Fin dall’inizio, lo studio dei Mammiferi porta come conseguenza a porre il
problema della mano, quello della faccia
e quello della postura di prensione, i quali sono, in realtà, un unico
problema, legato direttamente alla costruzione del corpo dell’uomo. Dato che la
storia dei Teromorfi marciatori è ricca di insegnamenti, parleremo di essi
brevemente, prima di abbandonarli sulla strada sulla quale li ha messi
l’evoluzione, che non conduce all’uomo.
L’Eocene, primo periodo del Terziario, circa cinquanta o sassanta milioni di
anni fa, presenta la diffusione dei Mammiferi in forme che sono considerate i
ceppi degli ordini ancora esistenti. Di dimensioni modeste, come i conigli o i
montoni, essi presentano caratteristiche molto generalizzate: cinque dita alle
estremità, denti frantumatori poco specializzati, e una sagoma molto
uniforme, bassa e allungata. Tuttavia, tra i marciatori e i prensili le scelte
sono state già fatte, probabilmente da molto tempo; se non esistono ancora veri
e propri felini, veri e prorpi canidi, veri e propri cavalli o rinoceronti,
veri e propri ruminanti, l’esame degli scheletri dimostra che essi si
suddividono nei due gruppi teromorfi principali e che anche il gruppo dei
priomati è differenziato.
I marciatori, fossili e attuali, sono caratterizzati dalla dentatura lunga,
adatta a maciullare vegetali fronzuti. Non c’è dubbio che questo adattamento
sia avvenuto a partire da forme a dentatura normale, equilibrata rispetto alla metà della distanza
prosthion-basion; perché il loro cranio è costruito sul centro geometrico al
quale si aggiunge un centro supplementare dietro ai molari. Le appendici
craniche, corna o palchi, si integrano alle linee meccaniche generali secondo
forme che variano da una specie all’altra, ma restano sempre notevolmente
coerenti. Non si usa più lodare l’ingegnosità della natura, ma quando si
analizzano le soluzioni meccaniche alle quali rispondono il cranio del cavallo,
o quelli del cervo, del cammello e del rinoceronte, si resta sorpresi,
malògrado tutto, di come lo schema fondamentale, sempre lo stesso, risponda a
situazioni sempre dissimili. La costruzione del cranio dei prensili abbonda di
soluzioni imprevedibili per conciliare il cervello e i canini, ma essa è ben
lontana dal presentare i problemi che sorgono quando, come nei marciatori, occorre
integrare nell’equilibrio generale una dentatura gigantesca e tutta
l’attrezzatura tecnica facciale da cui la mano non ha ancora liberato il
cranio. La varietà e la minuziosità delle operazioni tecniche dei Mammiferi
evoluti si risolve per i marciatori (nei quali tutto si concentra nell’edificio
cranico) con l’enorme complessità della costruzione.
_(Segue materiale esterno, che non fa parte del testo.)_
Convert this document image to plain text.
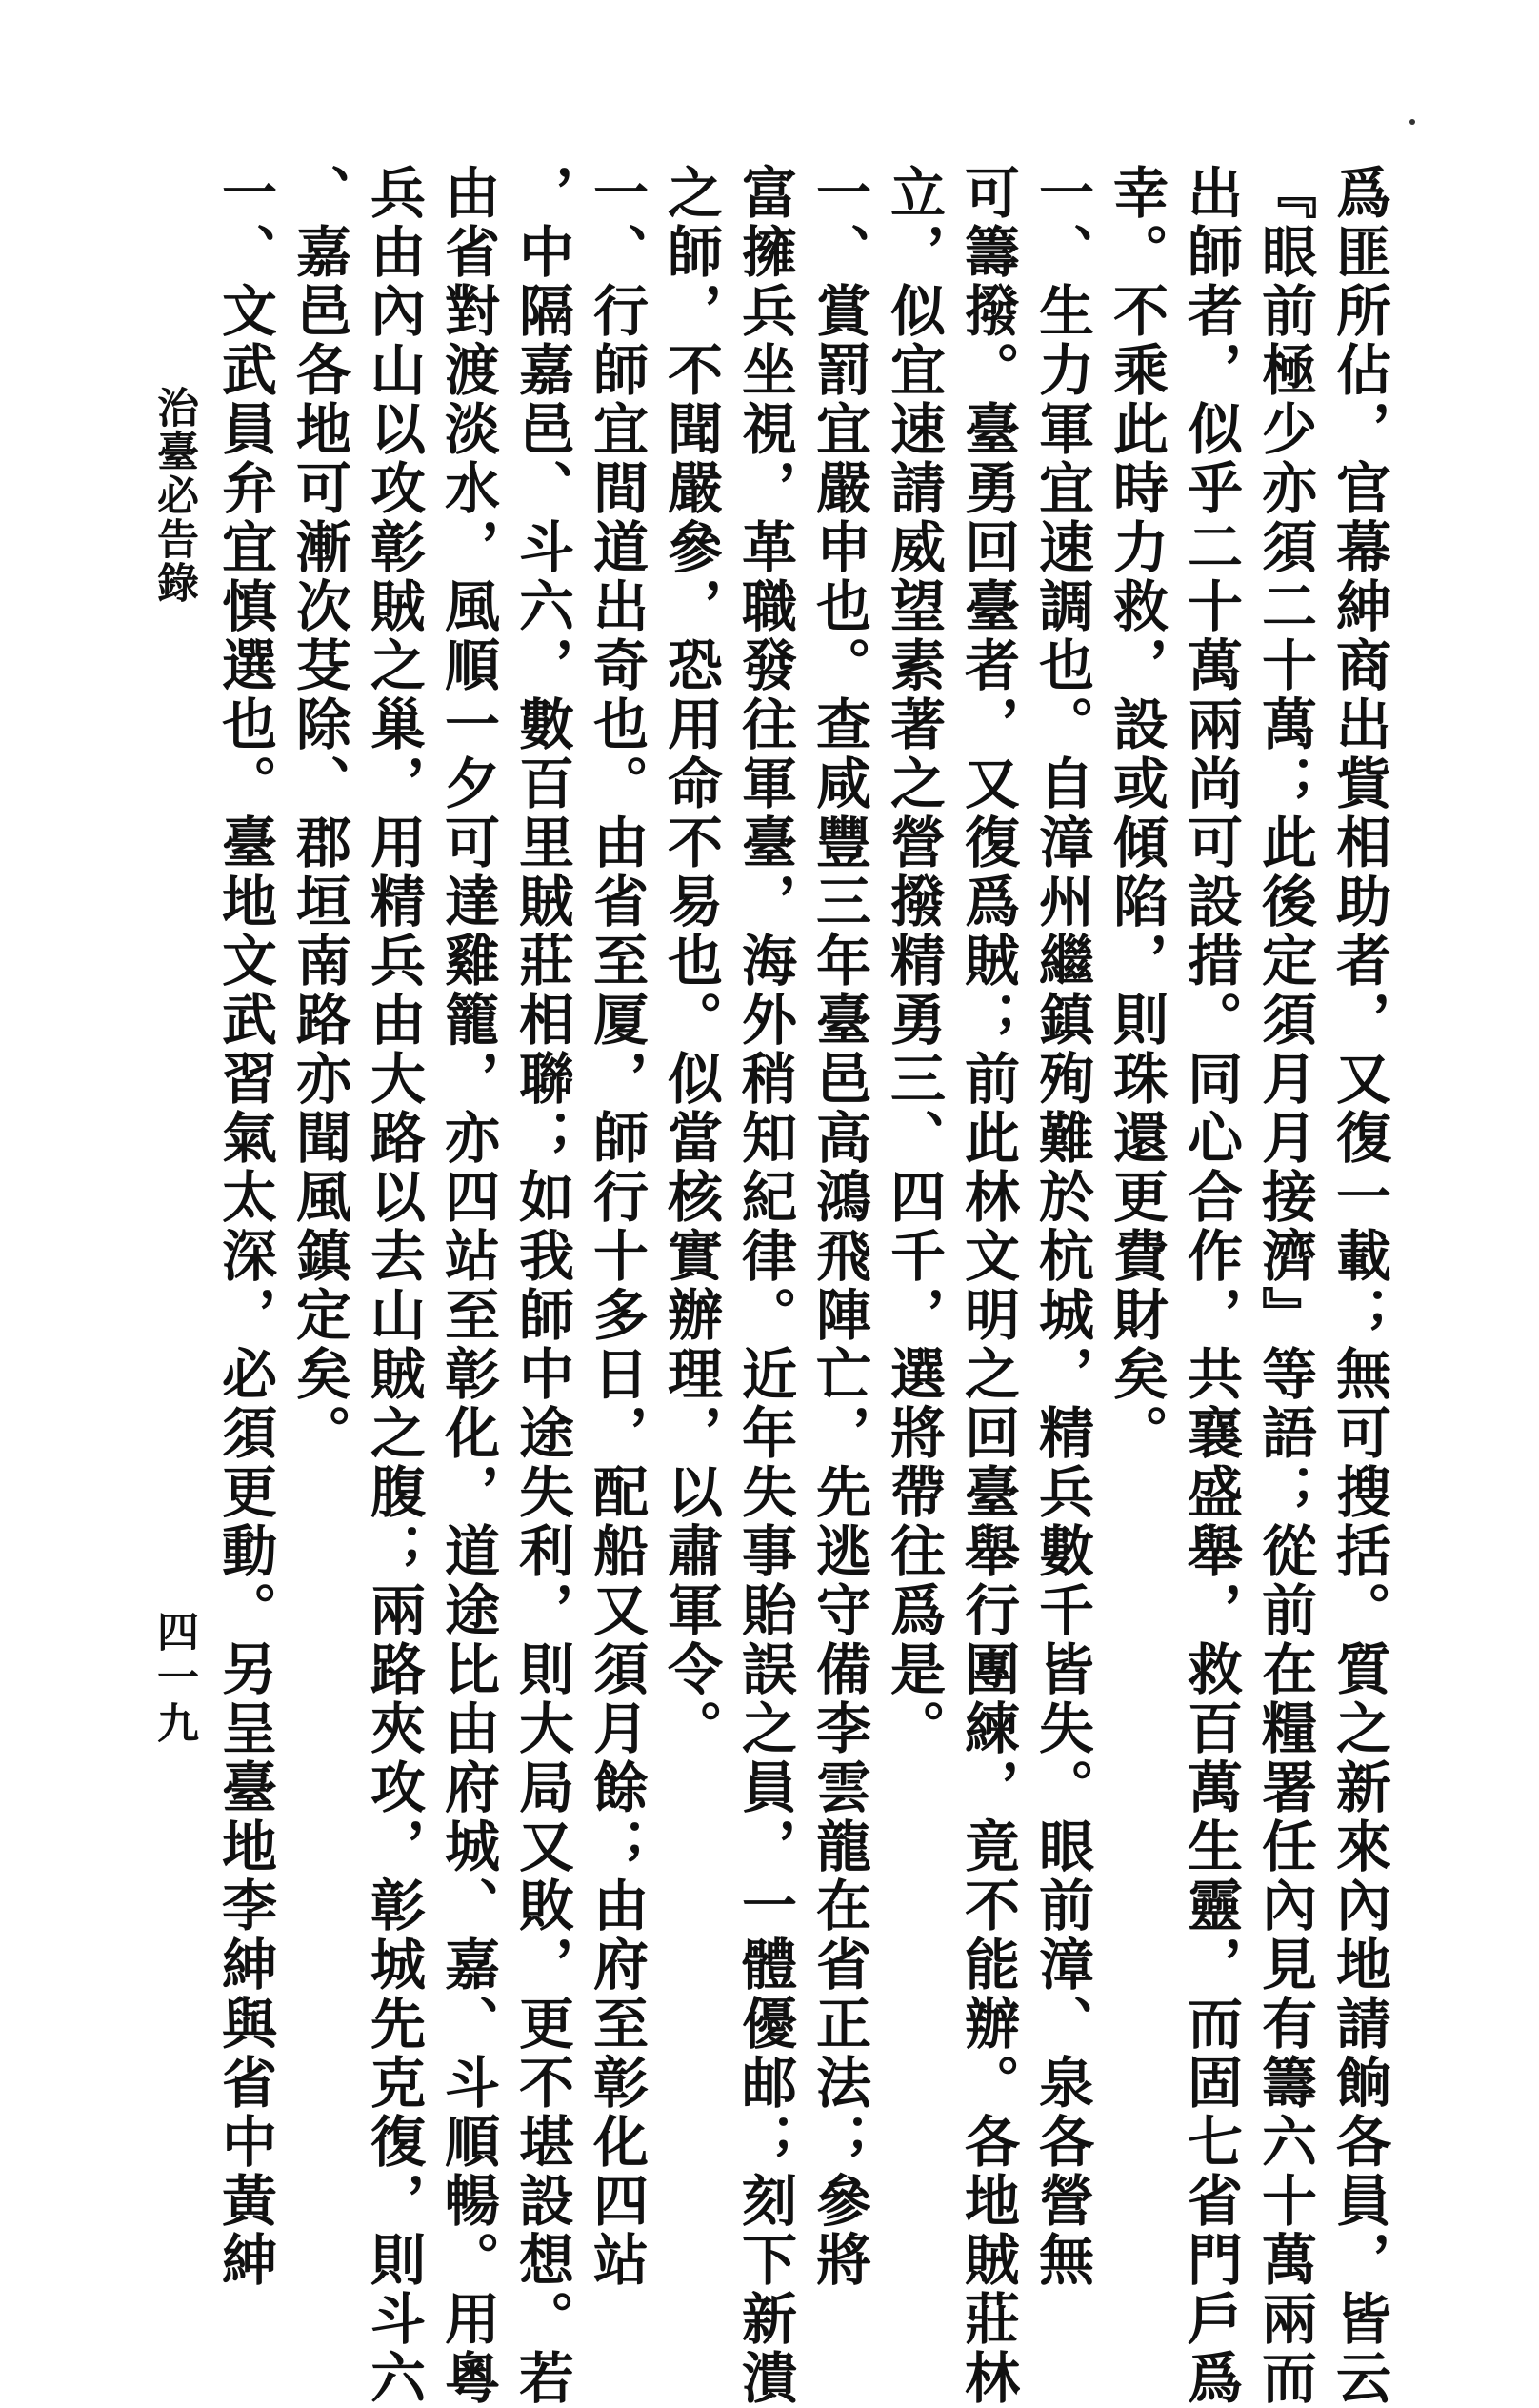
爲匪所佔，官幕紳商出貲相助者，又復一載；無可搜括。質之新來內地請餉各員，皆云
『眼前極少亦須二十萬；此後定須月月接濟』等語；從前在糧署任內見有籌六十萬兩而
出師者，似乎二十萬兩尚可設措。同心合作，共襄盛舉，救百萬生靈，而固七省門戶爲
幸。不乘此時力救，設或傾陷，則珠還更費財矣。
一、生力軍宜速調也。自漳州繼鎮殉難於杭城，精兵數千皆失。眼前漳、泉各營無
可籌撥。臺勇回臺者，又復爲賊；前此林文明之回臺舉行團練，竟不能辦。各地賊莊林
立，似宜速請威望素著之營撥精勇三、四千，選將帶往爲是。
一、賞罰宜嚴申也。查咸豐三年臺邑高鴻飛陣亡，先逃守備李雲龍在省正法；參將
富擁兵坐視，革職發往軍臺，海外稍知紀律。近年失事貽誤之員，一體優邮；刻下新潰
之師，不聞嚴參，恐用命不易也。似當核實辦理，以肅軍令。
一、行師宜間道出奇也。由省至厦，師行十多日，配船又須月餘；由府至彰化四站
，中隔嘉邑、斗六，數百里賊莊相聯；如我師中途失利，則大局又敗，更不堪設想。若
由省對渡淡水，風順一夕可達雞籠，亦四站至彰化，道途比由府城、嘉、斗順暢。用粵
兵由內山以攻彰賊之巢，用精兵由大路以去山賊之腹；兩路夾攻，彰城先克復，則斗六
、嘉邑各地可漸次芟除、郡垣南路亦聞風鎮定矣。
一、文武員弁宜慎選也。臺地文武習氣太深，必須更動。另呈臺地李紳與省中黃紳
治臺必告錄
四一九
Nei Prensili, la complessità è ripartita tra la faccia e la mano, e il
dispositivo generale resta semplice quanto alla struttura. La mano a cinque
dita, ereditata dagli anfibi dell’Era primaria, non ha subito la profinda
elaborazione di quella del bue o del cavallo; la spalla conserva la mobilità
laterale, il radio e il cubito invece di essere strettamente solidali
sviluppano le loro possibilità di supinazione; lo scheletro si orienta nel suo
insieme verso una maggiore elasticità di
movimenti. La costruzione cranica dei Prensili teromorfi, per la maggior parte carnivori o roditori, è
equilibrata in modo semplice; la legge di divisione tra il cranio cerebrale e
il cranio dentario è costante. La loro organizzazione, tra le specie più
evolute, è giunta al massimo grado
compatibile con la locomozione quadrupede, realizzando alcune forme, come il
castoro, il topo, o l’orso lavatore, nei quali l’attività manipolatrice
raggiunge un livello molto alto.
Il pitecomorfismo.
La scala zoologica, così come l’hanno
ordinata gli zoologi, consente di rendersi conto non solo delle differenze
nette tra i gruppi animali, ma anche dei rapporti che li uniscono, talchè è
possibile riconoscere qualcosa del quadrupede nelle scimmie, qualcosa della
scimmia nell’uomo. Come abbiamo visto nel capitolo 1, questo atteggiamento ha portato a tessere la
trama della evoluzione prima che nascesse la Paleontologia e a fare della
scimmia un intermediario morfologico tra
noi e la folla dei Teropodi. Dal punto di vista funzionale, l’insieme dei
quadrumani costituisce un mondo animale ben distinto, altrettanto lontano dai
quadrupedi quanto dai bipedi, basato su un dispositivo posturale unico, che permette
di alternare la locomozione prensile e la posizione seduta più o meno
raddrizzata. La liberazione temporanea della mano esistente nei Teromorfi
prensili è qualcosa di simile, ma senza rapporto di identità funzionale. Le
scimmie sono infatti i soli Mammiferi a prensione costante, sia durante lo
spostamento arboricolo che durante le operazioni manuali della posizione
seduta. Gli altri Mammiferi arboricoli si aggrappano più o meno tutti con gli artigli, quando afferrano i rami tra
le dita e il pollice, che è opponibile. La prensione esiste anche nei Roditori
o i Carnivori, ma si tratta anche in questo caso di prensione artigliata.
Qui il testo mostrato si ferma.